According to B&H Photo, the PNY X-Pro 90 is “designed for dramatically accelerated workflows” thanks to its UHS-II functionality. This explanation of the feature set describes how UHS-II can be that much faster and efficient than UHS-I.
“UHS-II provides bus speeds of up to double those of UHS-I by employing two rows of pins for data transfers. When operating in Half Duplex mode, the UHS-II bus employs both rows to transfer data in the same direction, allowing the card to achieve sequential transfers with read speeds of up to 300 MB/s and write speeds of up to 280 MB/s. This means that the user can shoot video at incredibly fast speeds. Alternatively, the UHS-II bus can also operate in Full Duplex mode (at half the speed of Half Duplex mode) whereby each row transfers data in the opposite direction at the same time, allowing for the movement of content from the host to the card and vice versa, simultaneously. This allows the user to execute two tasks at once, dramatically accelerating the speed at which they can execute post-production editing activities, translating into incredibly efficient workflows.”

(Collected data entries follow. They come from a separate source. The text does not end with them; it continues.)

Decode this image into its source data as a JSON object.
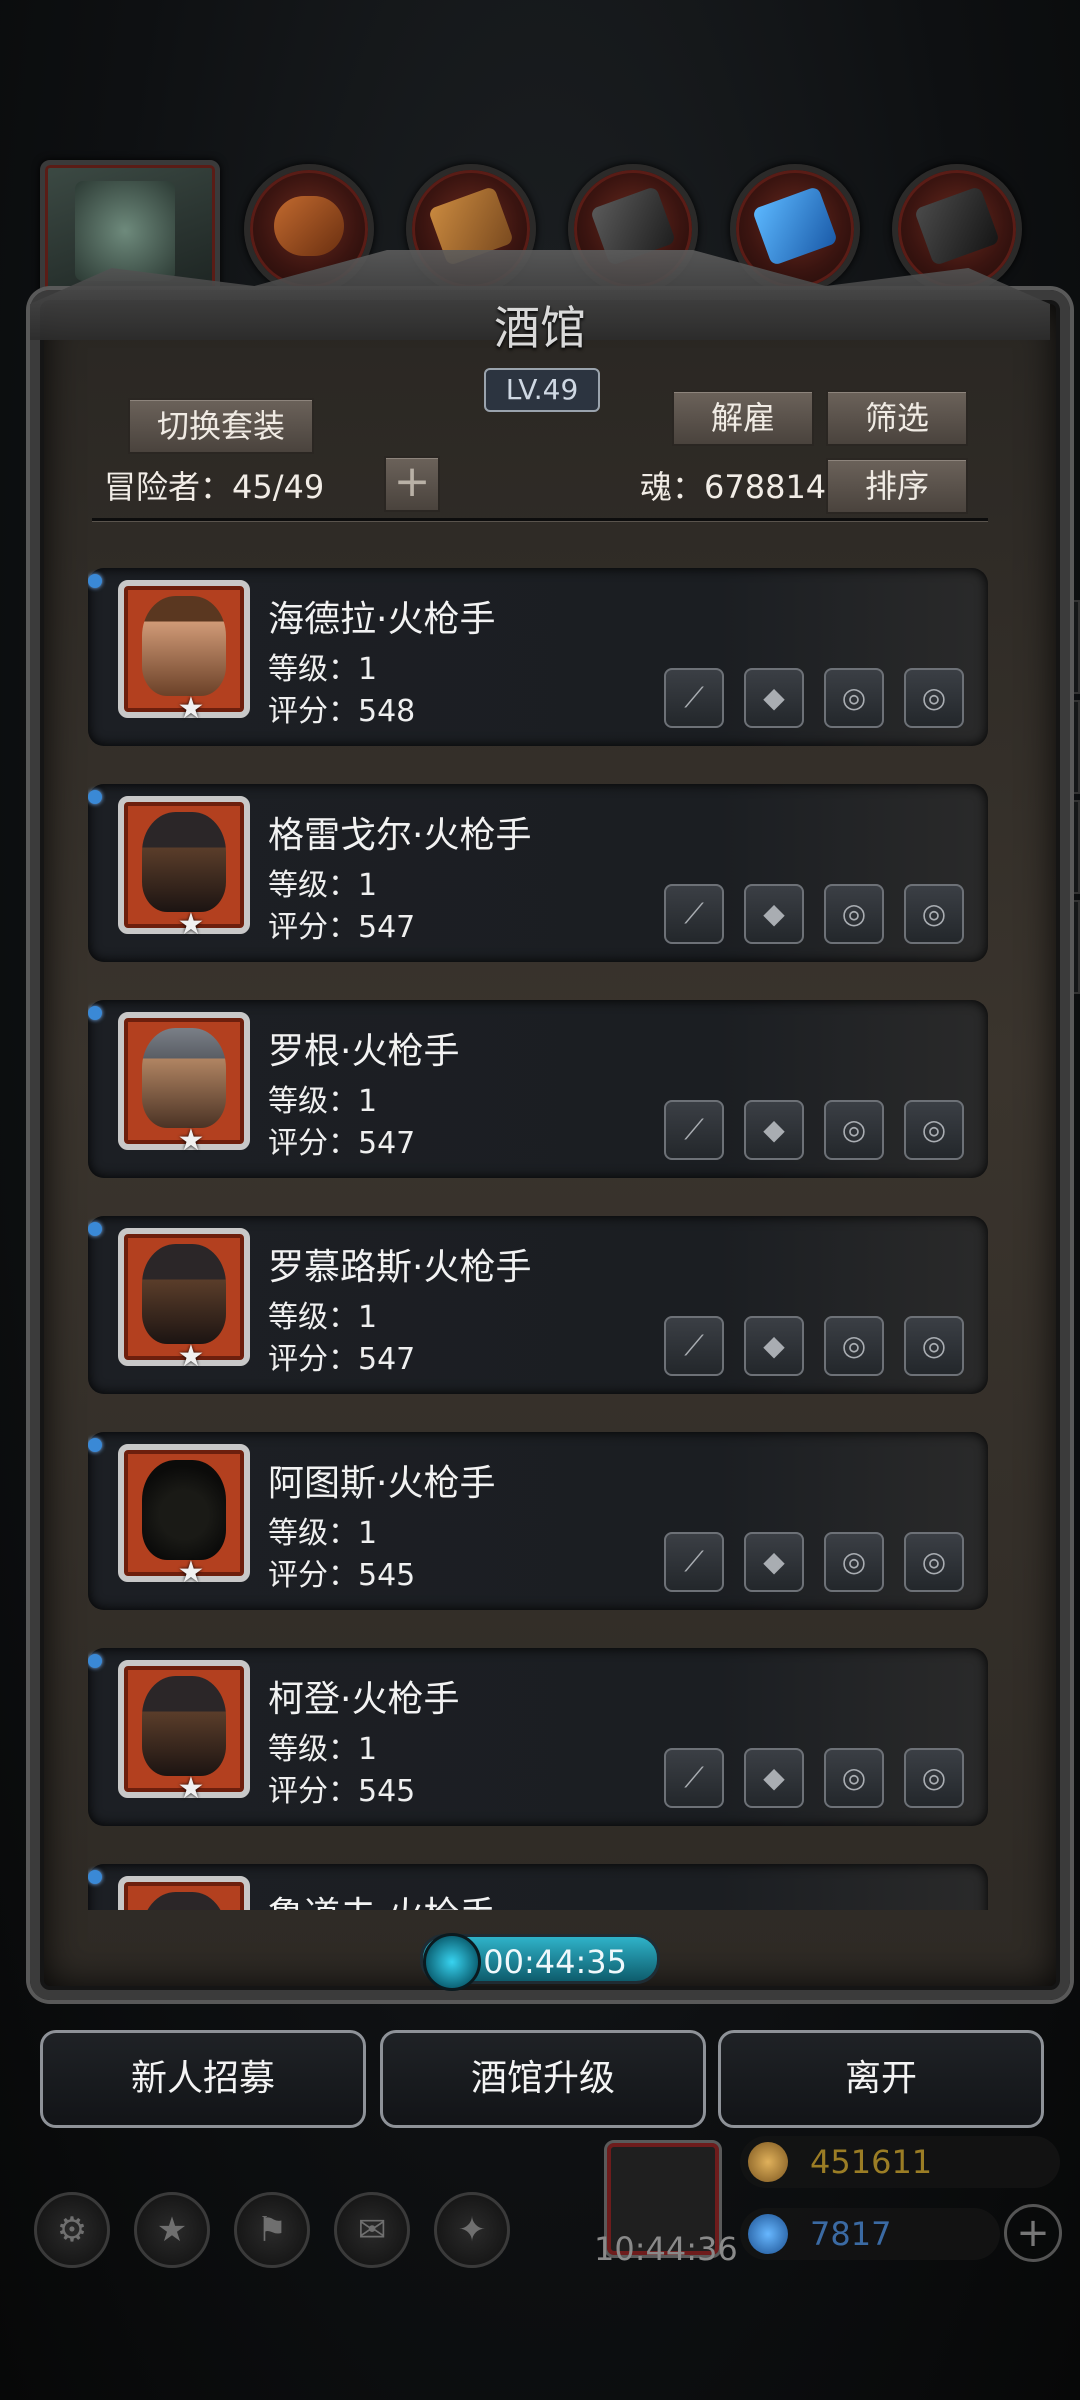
{
  "top_tabs": [
    {
      "icon": "hero-portrait-icon"
    },
    {
      "icon": "gloves-icon"
    },
    {
      "icon": "wood-plank-icon"
    },
    {
      "icon": "iron-ingot-icon"
    },
    {
      "icon": "crystal-icon"
    },
    {
      "icon": "ore-icon"
    }
  ],
  "panel": {
    "title": "酒馆",
    "level": "LV.49",
    "switch_outfit_label": "切换套装",
    "dismiss_label": "解雇",
    "filter_label": "筛选",
    "sort_label": "排序",
    "adventurers_label": "冒险者：45/49",
    "soul_label": "魂：678814"
  },
  "heroes": [
    {
      "name": "海德拉·火枪手",
      "level": "等级：1",
      "score": "评分：548",
      "portrait": "girl"
    },
    {
      "name": "格雷戈尔·火枪手",
      "level": "等级：1",
      "score": "评分：547",
      "portrait": "hat"
    },
    {
      "name": "罗根·火枪手",
      "level": "等级：1",
      "score": "评分：547",
      "portrait": "cap"
    },
    {
      "name": "罗慕路斯·火枪手",
      "level": "等级：1",
      "score": "评分：547",
      "portrait": "hat"
    },
    {
      "name": "阿图斯·火枪手",
      "level": "等级：1",
      "score": "评分：545",
      "portrait": "hood"
    },
    {
      "name": "柯登·火枪手",
      "level": "等级：1",
      "score": "评分：545",
      "portrait": "hat"
    },
    {
      "name": "鲁道夫·火枪手",
      "level": "",
      "score": "",
      "portrait": "hat"
    }
  ],
  "equipment_slots": [
    "weapon-slot-icon",
    "armor-slot-icon",
    "ring-slot-icon",
    "ring-slot-icon"
  ],
  "timer": "00:44:35",
  "bottom_buttons": {
    "recruit": "新人招募",
    "upgrade": "酒馆升级",
    "leave": "离开"
  },
  "dock": {
    "gift_time": "10:44:36",
    "gold": "451611",
    "gems": "7817"
  }
}
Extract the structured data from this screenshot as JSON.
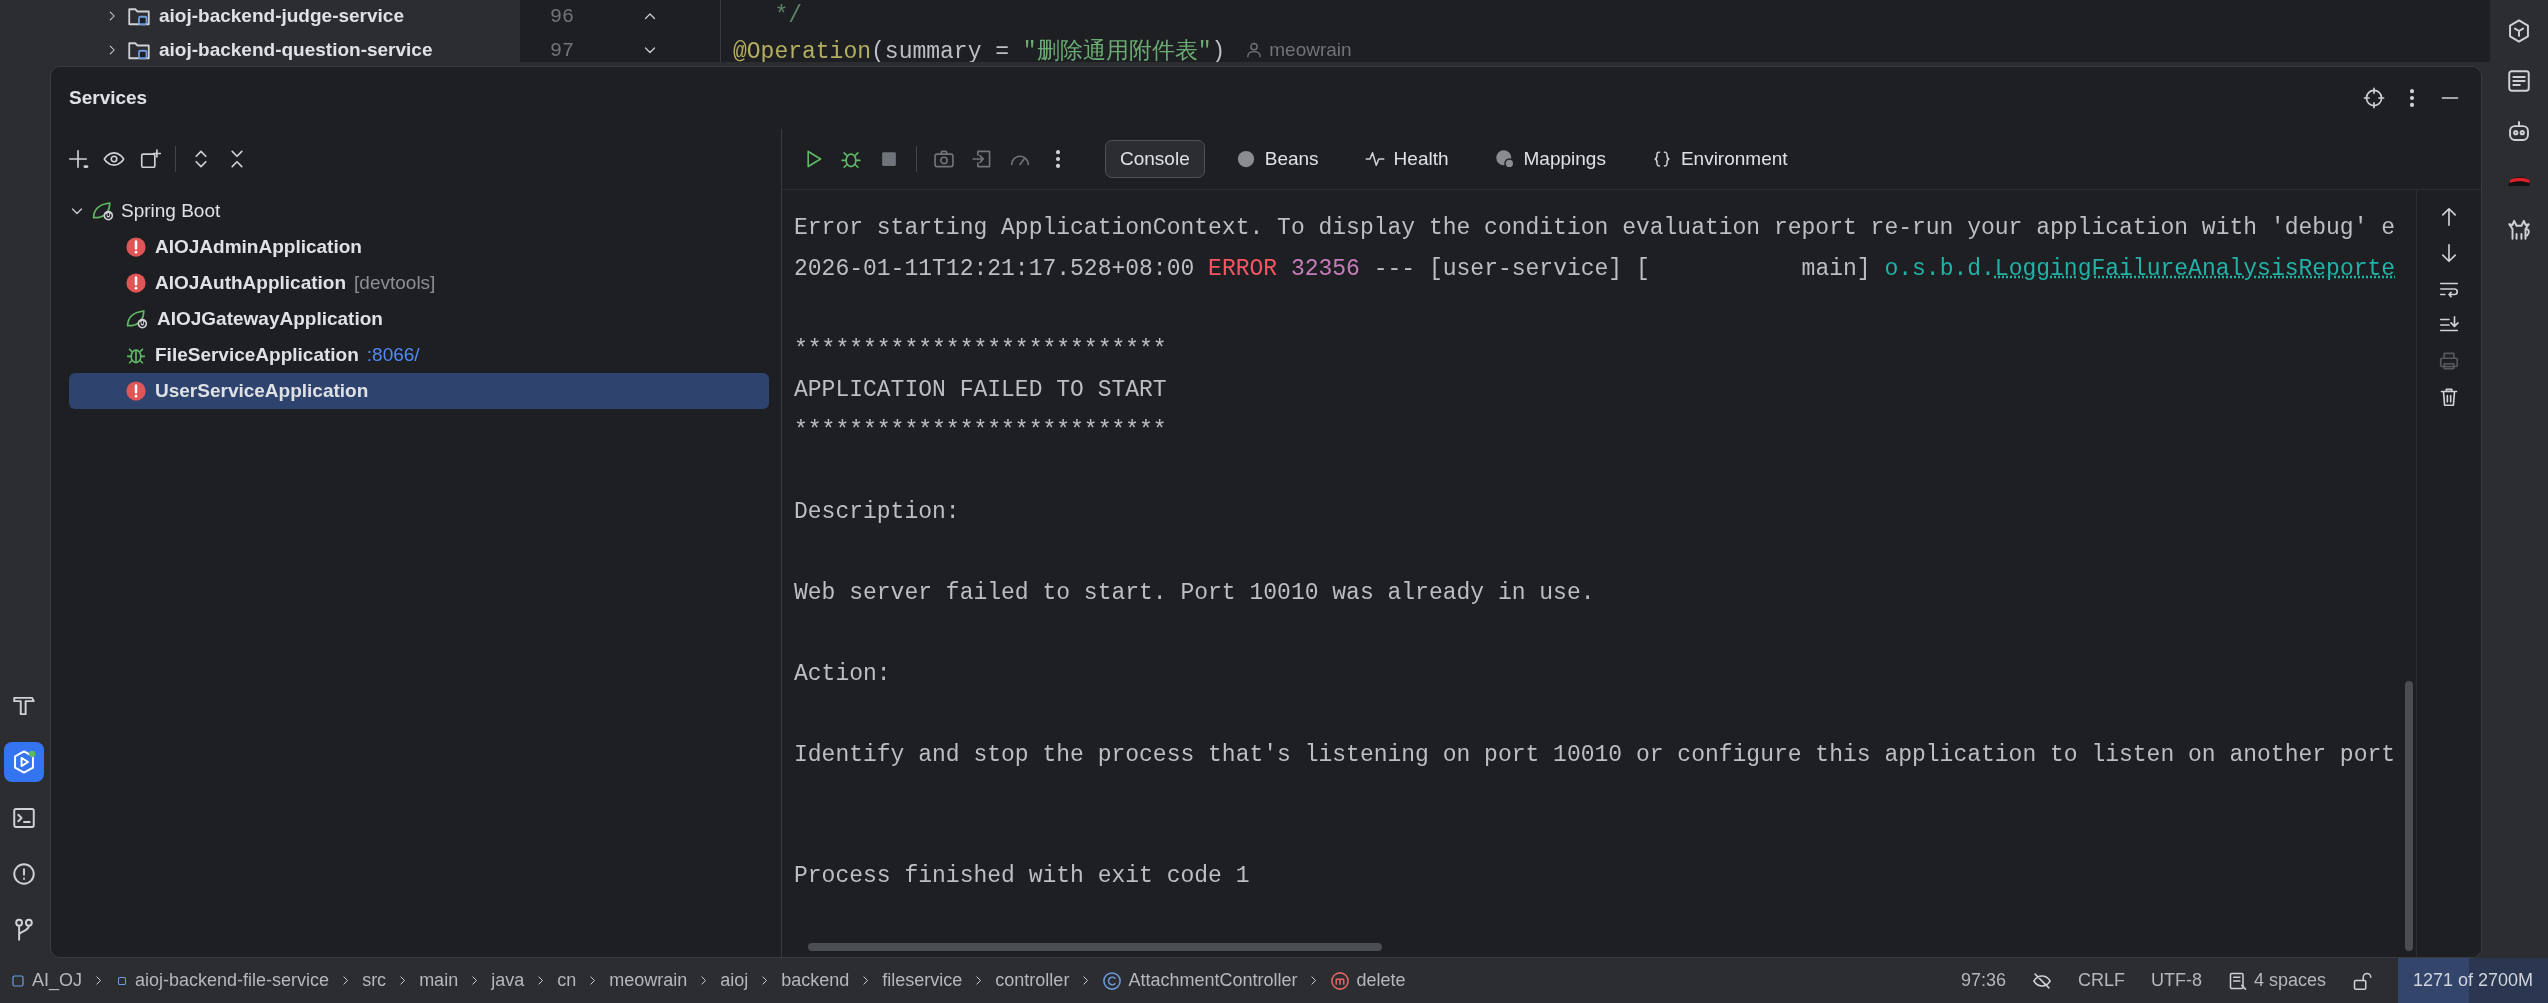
{
  "project_tree": {
    "items": [
      {
        "label": "aioj-backend-judge-service",
        "expanded": false
      },
      {
        "label": "aioj-backend-question-service",
        "expanded": false
      }
    ]
  },
  "editor": {
    "lines": [
      {
        "number": "96",
        "kind": "fold_up",
        "segments": [
          {
            "kind": "comment",
            "text": "   */"
          }
        ]
      },
      {
        "number": "97",
        "kind": "fold_down",
        "segments": [
          {
            "kind": "annotation",
            "text": "@Operation"
          },
          {
            "kind": "plain",
            "text": "(summary = "
          },
          {
            "kind": "string",
            "text": "\"删除通用附件表\""
          },
          {
            "kind": "plain",
            "text": ")"
          }
        ],
        "author": "meowrain"
      }
    ]
  },
  "tool_stripe": [
    {
      "kind": "build",
      "selected": false
    },
    {
      "kind": "services",
      "selected": true
    },
    {
      "kind": "terminal",
      "selected": false
    },
    {
      "kind": "problems",
      "selected": false
    },
    {
      "kind": "git",
      "selected": false
    }
  ],
  "services": {
    "title": "Services",
    "tree": {
      "label": "Spring Boot",
      "expanded": true,
      "children": [
        {
          "label": "AIOJAdminApplication",
          "kind": "error",
          "selected": false
        },
        {
          "label": "AIOJAuthApplication",
          "suffix": {
            "kind": "note",
            "text": "[devtools]"
          },
          "kind": "error",
          "selected": false
        },
        {
          "label": "AIOJGatewayApplication",
          "kind": "idle",
          "selected": false
        },
        {
          "label": "FileServiceApplication",
          "suffix": {
            "kind": "link",
            "text": ":8066/"
          },
          "kind": "debugging",
          "selected": false
        },
        {
          "label": "UserServiceApplication",
          "kind": "error",
          "selected": true
        }
      ]
    },
    "tabs": [
      {
        "label": "Console",
        "kind": "console",
        "selected": true
      },
      {
        "label": "Beans",
        "kind": "beans",
        "selected": false
      },
      {
        "label": "Health",
        "kind": "health",
        "selected": false
      },
      {
        "label": "Mappings",
        "kind": "mappings",
        "selected": false
      },
      {
        "label": "Environment",
        "kind": "environment",
        "selected": false
      }
    ],
    "console": {
      "lines": [
        {
          "kind": "text",
          "segments": [
            {
              "kind": "plain",
              "text": "Error starting ApplicationContext. To display the condition evaluation report re-run your application with 'debug' e"
            }
          ]
        },
        {
          "kind": "text",
          "segments": [
            {
              "kind": "plain",
              "text": "2026-01-11T12:21:17.528+08:00 "
            },
            {
              "kind": "error",
              "text": "ERROR"
            },
            {
              "kind": "pid",
              "text": " 32356"
            },
            {
              "kind": "plain",
              "text": " --- [user-service] [           main] "
            },
            {
              "kind": "logger",
              "text": "o.s.b.d."
            },
            {
              "kind": "link",
              "text": "LoggingFailureAnalysisReporte"
            }
          ]
        },
        {
          "kind": "blank"
        },
        {
          "kind": "text",
          "segments": [
            {
              "kind": "plain",
              "text": "***************************"
            }
          ]
        },
        {
          "kind": "text",
          "segments": [
            {
              "kind": "plain",
              "text": "APPLICATION FAILED TO START"
            }
          ]
        },
        {
          "kind": "text",
          "segments": [
            {
              "kind": "plain",
              "text": "***************************"
            }
          ]
        },
        {
          "kind": "blank"
        },
        {
          "kind": "text",
          "segments": [
            {
              "kind": "plain",
              "text": "Description:"
            }
          ]
        },
        {
          "kind": "blank"
        },
        {
          "kind": "text",
          "segments": [
            {
              "kind": "plain",
              "text": "Web server failed to start. Port 10010 was already in use."
            }
          ]
        },
        {
          "kind": "blank"
        },
        {
          "kind": "text",
          "segments": [
            {
              "kind": "plain",
              "text": "Action:"
            }
          ]
        },
        {
          "kind": "blank"
        },
        {
          "kind": "text",
          "segments": [
            {
              "kind": "plain",
              "text": "Identify and stop the process that's listening on port 10010 or configure this application to listen on another port"
            }
          ]
        },
        {
          "kind": "blank"
        },
        {
          "kind": "blank"
        },
        {
          "kind": "text",
          "segments": [
            {
              "kind": "plain",
              "text": "Process finished with exit code 1"
            }
          ]
        }
      ]
    }
  },
  "status_bar": {
    "breadcrumbs": [
      {
        "label": "AI_OJ",
        "kind": "project"
      },
      {
        "label": "aioj-backend-file-service",
        "kind": "module"
      },
      {
        "label": "src",
        "kind": "folder"
      },
      {
        "label": "main",
        "kind": "folder"
      },
      {
        "label": "java",
        "kind": "folder"
      },
      {
        "label": "cn",
        "kind": "folder"
      },
      {
        "label": "meowrain",
        "kind": "folder"
      },
      {
        "label": "aioj",
        "kind": "folder"
      },
      {
        "label": "backend",
        "kind": "folder"
      },
      {
        "label": "fileservice",
        "kind": "folder"
      },
      {
        "label": "controller",
        "kind": "folder"
      },
      {
        "label": "AttachmentController",
        "kind": "class"
      },
      {
        "label": "delete",
        "kind": "method"
      }
    ],
    "position": "97:36",
    "line_separator": "CRLF",
    "encoding": "UTF-8",
    "indent": "4 spaces",
    "memory": {
      "text": "1271 of 2700M",
      "level": 0.47
    }
  }
}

The card is backward compatible with UHS-I devices at UHS-I speeds. The card is also very durable – magnet proof, shockproof, temperature proof, and waterproof. As the name would suggest, this particular model of SD card is designed for professional use and is considered top-of-the-line.
|Card Type: SDXC|
|Storage Capacity: 64GB, 128GB, 256GB|
|Bus Type: UHS-II|
|Speed Class: 10|
|UHS Speed Class: U3|
|Video Speed Class: V90|
|Read Speed: Maximum – 300 MB/s, Minimum – 90 MB/s|
|Write Speed: Maximum – 280 MB/s, Minimum – 90 MB/s|
|Built-in Write-Protect Switch: Yes|
|Wireless Capability: None|
The PNY X-Pro 90 comes in a standard SD card retail package. Even though it’s pretty minimal, I do wish that SD cards could be packaged some other way. These pneumatic packages are so hard to work with on the fly. That said, the front of the package shows the card off nicely. You can clearly see which capacity the card is as well as all the monikers that describe the features. I like that the main uses of the card are demonstrated by images (8K, camera burst mode, video camera) on the bottom corner of the package. That makes it very easy for a consumer to find the specific card they need based on use. The back of the package has a lot of fine print on it. I believe a lot of it describes the features and specs in a couple of different languages, but because the print is so small, it’s harder to read. One thing I did notice was that Photo Recovery is included with this card. There is a logo on the bottom of the card that indicates this.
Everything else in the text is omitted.